Statues that were created to depict gods and great leaders were always coveted hostages and trophies of war in the ancient world and symbolically destroyed even in our current era. In the conflict between Kush and Rome, it was the matter of stolen sacred statues between the two forces that led to the table of negotiations. The greatest pillage of art and creative items can be attributed to the modern age of European colonisation. What so far can be understood, is the value that is placed on creative talents and skills, by the nations who aspire to excellence and perceive themselves as owing their countrymen the best through museums and redefinitions of the ‘national being’ as the custodians of man’s foremost gift, through a stream of published volumes and commercial décor, and as the instructors of ‘Taste’.

But then, why not? Because it is based on choice and the unfair conditions created by invasion and its warfare, but subsequently, it is the breakdown and manipulation of values that allow mediocrity to rise, whether from city nation, village nation, or even industrialised nation; the onus rests upon the maturity in that area, with each nation to either unravel and redefine or seek comfort in passing heightened pedestrian comforts. Jamaica and then Guyana were the first CARICOM nations to establish Art schools. Jamaica has excelled, while Guyana struggles; no, we are not left behind. We have the talent, the vision, and the ‘will,’ but in the modern world we lack the structures. We do not have our own compatible intellectual fortress. Define the modern world in the context of the arts?

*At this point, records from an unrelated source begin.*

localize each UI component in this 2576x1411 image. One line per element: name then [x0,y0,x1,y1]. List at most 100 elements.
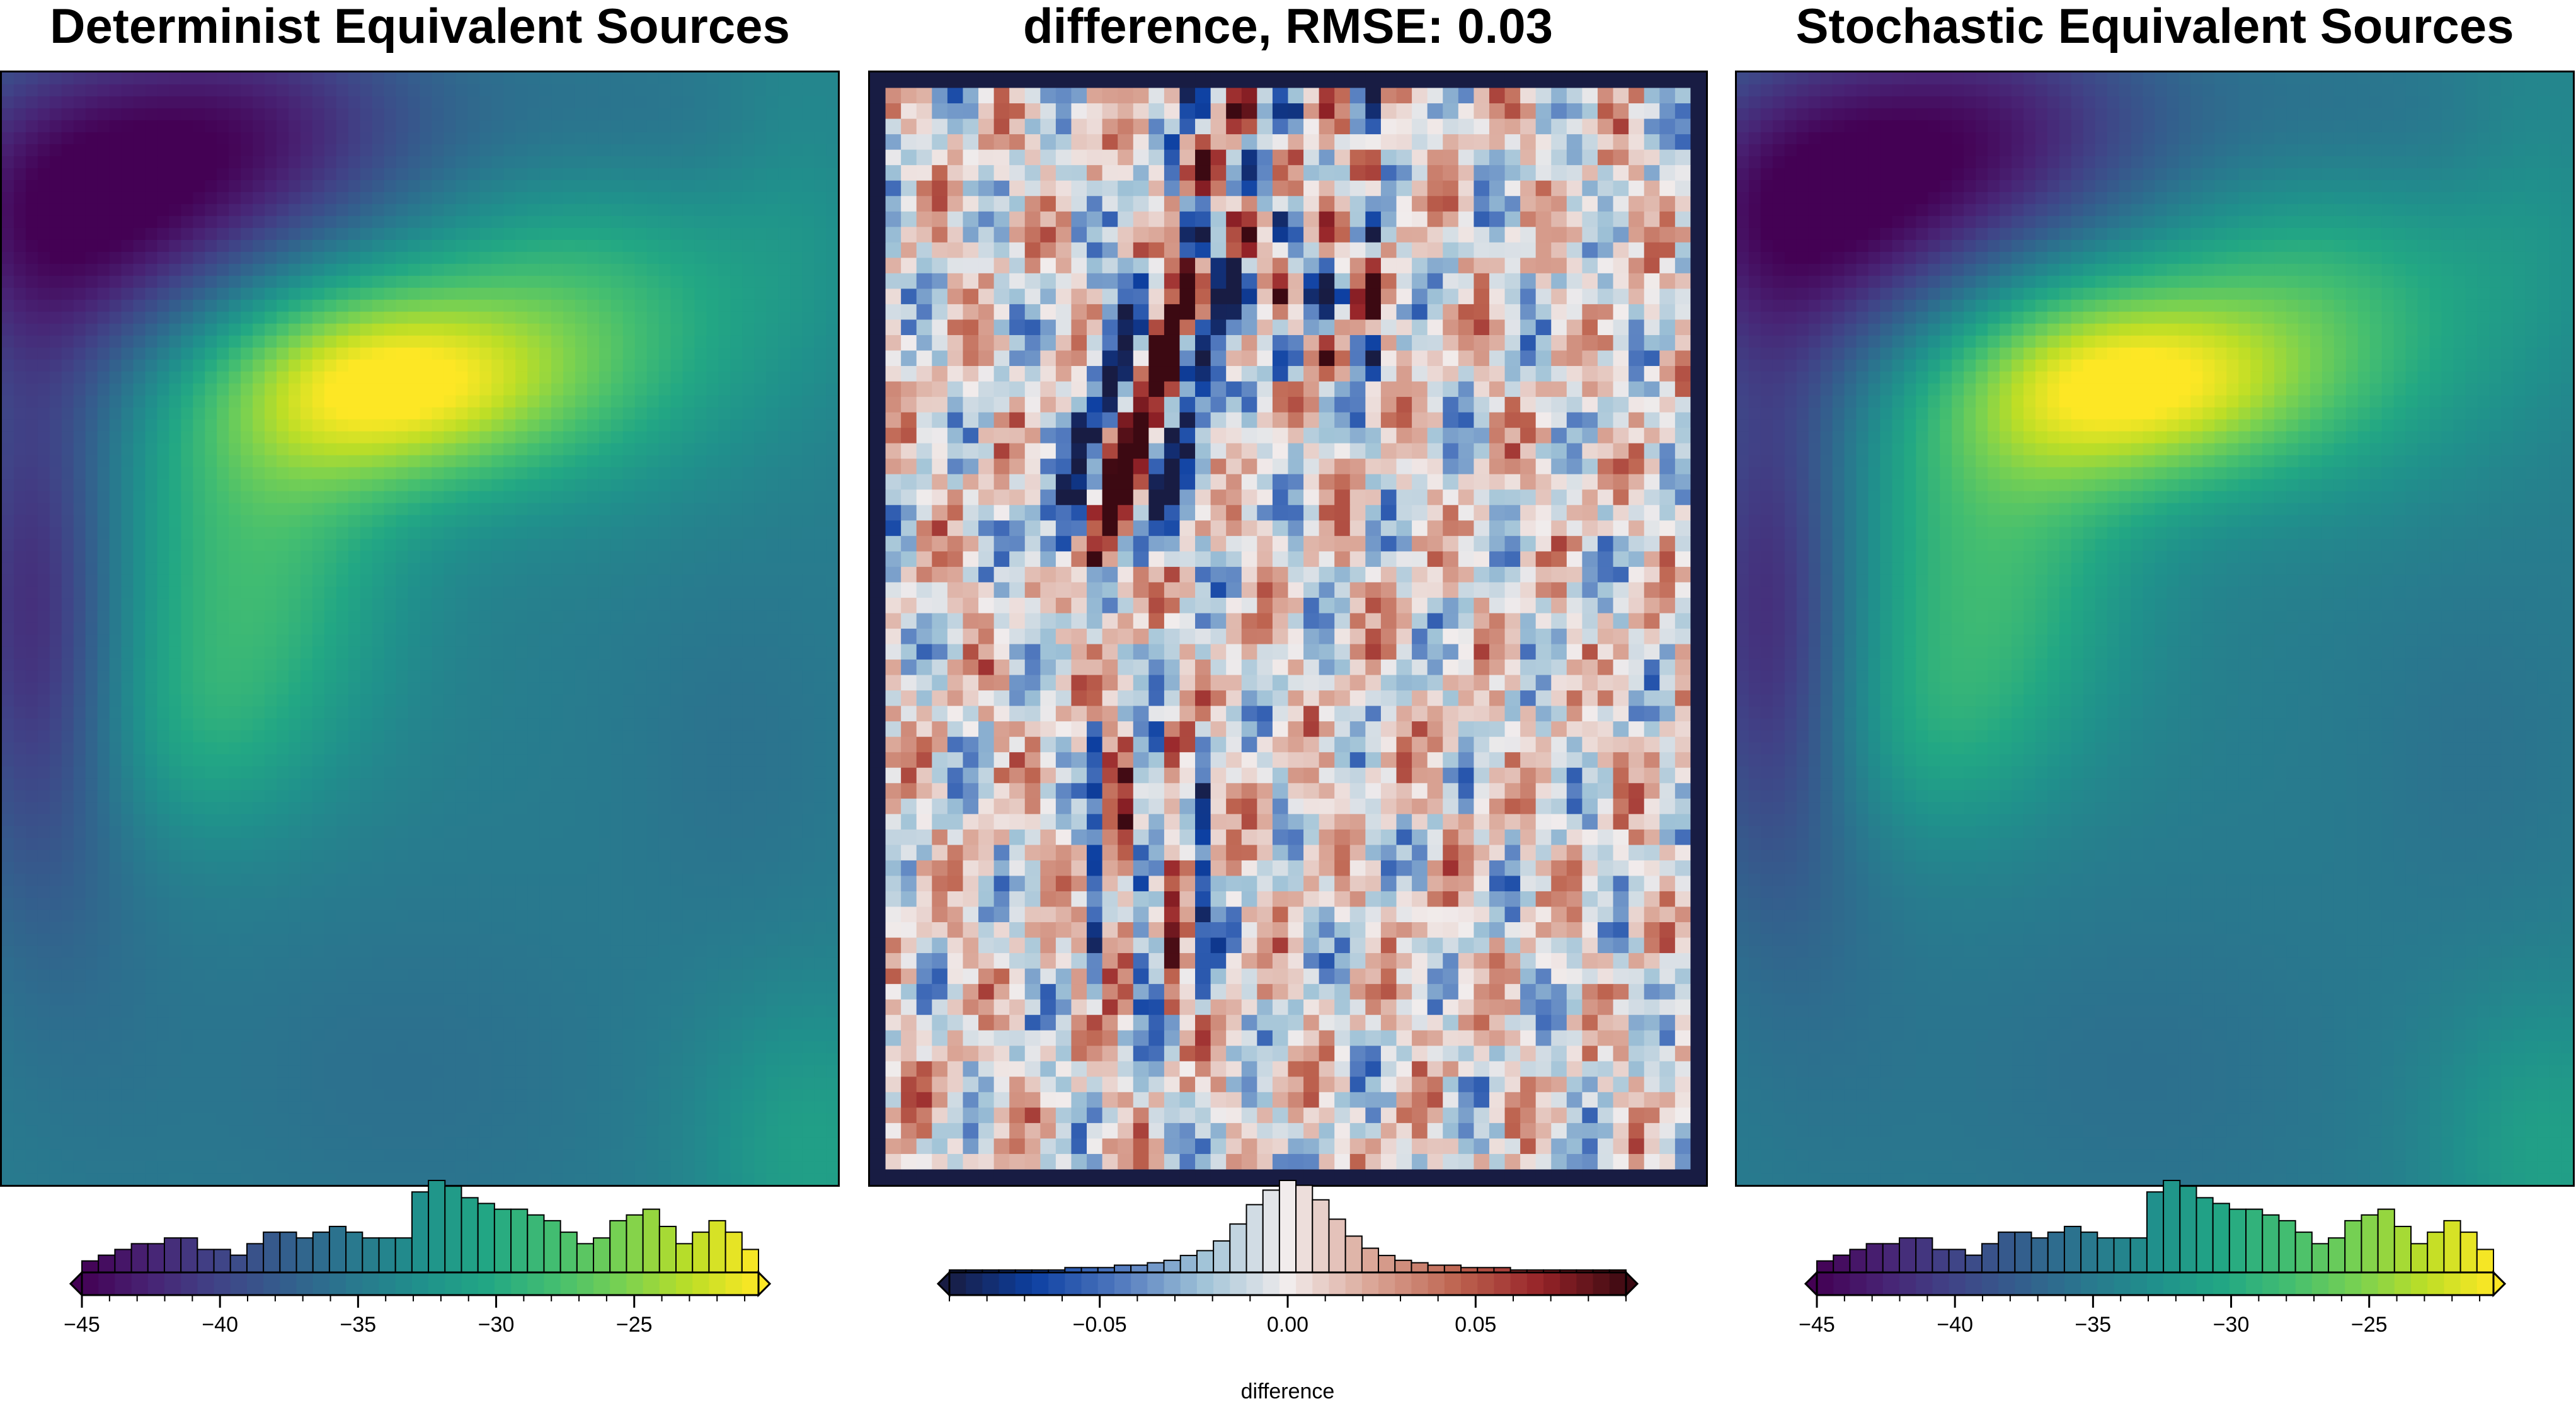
panel-title-difference: difference, RMSE: 0.03 [1023,0,1553,54]
stochastic-histogram-bar [2361,1214,2379,1273]
determinist-histogram-bar [147,1243,165,1273]
difference-histogram-bar [1196,1250,1215,1273]
stochastic-histogram-bar [2063,1226,2082,1273]
determinist-histogram-bar [312,1231,330,1273]
determinist-histogram-bar [328,1226,347,1273]
stochastic-histogram-bar [2443,1220,2461,1273]
difference-histogram-bar [1378,1255,1396,1273]
stochastic-map [1735,71,2575,1187]
determinist-histogram-bar [692,1231,710,1273]
stochastic-histogram-bar [1915,1237,1933,1273]
determinist-colorbar: −45 −40 −35 −30 −25 [64,1180,772,1411]
determinist-histogram-bar [295,1237,314,1273]
determinist-histogram-bar [477,1202,495,1273]
stochastic-histogram-bar [2459,1231,2478,1273]
stochastic-histogram-bar [2262,1214,2280,1273]
determinist-histogram-bar [658,1226,677,1273]
determinist-histogram-bar [279,1231,297,1273]
stochastic-histogram-bar [1865,1243,1884,1273]
determinist-histogram-bar [527,1214,545,1273]
determinist-histogram-bar [741,1248,760,1273]
stochastic-histogram-bar [1964,1254,1983,1273]
determinist-histogram-bar [114,1248,132,1273]
stochastic-histogram-bar [1833,1254,1851,1273]
determinist-histogram-bar [163,1237,182,1273]
difference-histogram-bar [1394,1259,1412,1273]
stochastic-histogram-bar [2163,1180,2181,1273]
stochastic-histogram-bar [2377,1208,2395,1273]
stochastic-histogram-bar [1948,1248,1966,1273]
stochastic-histogram-bar [2294,1231,2313,1273]
difference-tick-label: 0.00 [1267,1313,1308,1337]
determinist-histogram-bar [510,1208,529,1273]
stochastic-histogram-bar [1882,1243,1900,1273]
stochastic-tick-label: −30 [2213,1313,2250,1337]
stochastic-histogram-bar [1816,1260,1835,1273]
determinist-histogram-bar [493,1208,512,1273]
stochastic-histogram-bar [2195,1197,2214,1273]
difference-colorbar: −0.05 0.00 0.05 difference [936,1180,1639,1411]
determinist-histogram-bar [130,1243,149,1273]
difference-histogram-bar [1312,1199,1330,1274]
determinist-histogram-bar [229,1254,248,1273]
difference-histogram-bar [1213,1240,1231,1273]
stochastic-histogram-bar [2311,1243,2330,1273]
determinist-histogram-bar [81,1260,100,1273]
stochastic-histogram-bar [2344,1220,2362,1273]
stochastic-histogram-bar [2245,1208,2264,1273]
difference-histogram-bar [1245,1204,1264,1274]
stochastic-histogram-bar [1981,1243,2000,1273]
determinist-map [0,71,840,1187]
difference-histogram-bar [1179,1255,1198,1273]
difference-map [868,71,1708,1187]
determinist-tick-label: −40 [202,1313,238,1337]
difference-histogram-bar [1427,1264,1445,1274]
stochastic-histogram-bar [2328,1237,2346,1273]
determinist-histogram-bar [543,1220,561,1273]
determinist-histogram-bar [576,1243,595,1273]
determinist-tick-label: −35 [340,1313,377,1337]
determinist-histogram-bar [444,1185,462,1273]
stochastic-histogram-bar [1932,1248,1950,1273]
determinist-histogram-bar [345,1231,364,1273]
difference-histogram-bar [1262,1189,1280,1273]
determinist-histogram-bar [642,1208,660,1273]
difference-histogram-bar [1443,1264,1462,1274]
stochastic-histogram-bar [2179,1185,2197,1273]
stochastic-histogram-bar [2080,1231,2098,1273]
stochastic-histogram-bar [2476,1248,2495,1273]
difference-histogram-bar [1147,1262,1165,1273]
difference-histogram-bar [1113,1264,1132,1274]
stochastic-histogram-bar [2393,1226,2412,1273]
determinist-histogram-bar [411,1191,430,1273]
determinist-histogram-bar [559,1231,578,1273]
stochastic-histogram-bar [2146,1191,2165,1273]
difference-histogram-bar [1295,1184,1314,1274]
stochastic-colorbar: −45 −40 −35 −30 −25 [1799,1180,2507,1411]
difference-histogram-bar [1361,1247,1380,1273]
difference-tick-label: 0.05 [1455,1313,1496,1337]
stochastic-tick-label: −25 [2351,1313,2388,1337]
stochastic-histogram-bar [2047,1231,2065,1273]
stochastic-histogram-bar [1998,1231,2016,1273]
determinist-histogram-bar [724,1231,743,1273]
difference-tick-label: −0.05 [1073,1313,1127,1337]
determinist-histogram-bar [626,1214,644,1273]
stochastic-histogram-bar [2228,1208,2247,1273]
stochastic-histogram-bar [2014,1231,2032,1273]
difference-histogram-bar [1344,1235,1363,1273]
stochastic-histogram-bar [2113,1237,2131,1273]
difference-histogram-bar [1163,1259,1181,1273]
stochastic-histogram-bar [2030,1237,2049,1273]
determinist-tick-label: −45 [64,1313,100,1337]
determinist-histogram-bar [593,1237,611,1273]
determinist-histogram-bar [180,1237,198,1273]
determinist-tick-label: −25 [616,1313,653,1337]
stochastic-histogram-bar [2278,1220,2296,1273]
panel-title-determinist: Determinist Equivalent Sources [50,0,790,54]
difference-histogram-bar [1328,1218,1346,1273]
determinist-histogram-bar [197,1248,215,1273]
determinist-histogram-bar [378,1237,396,1273]
difference-colorbar-label: difference [1240,1380,1335,1403]
stochastic-histogram-bar [2427,1231,2445,1273]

Trade and its arsenal of finished products, from vehicles to videos, the larger percentage rests with Creative design and Iconography, which identify and advertise the product. With entertainment, and edutainment, enticing realms in science are always open for the development of the tools and software required for the competitive expression of creative products. Where do we in Guyana, either way, stand?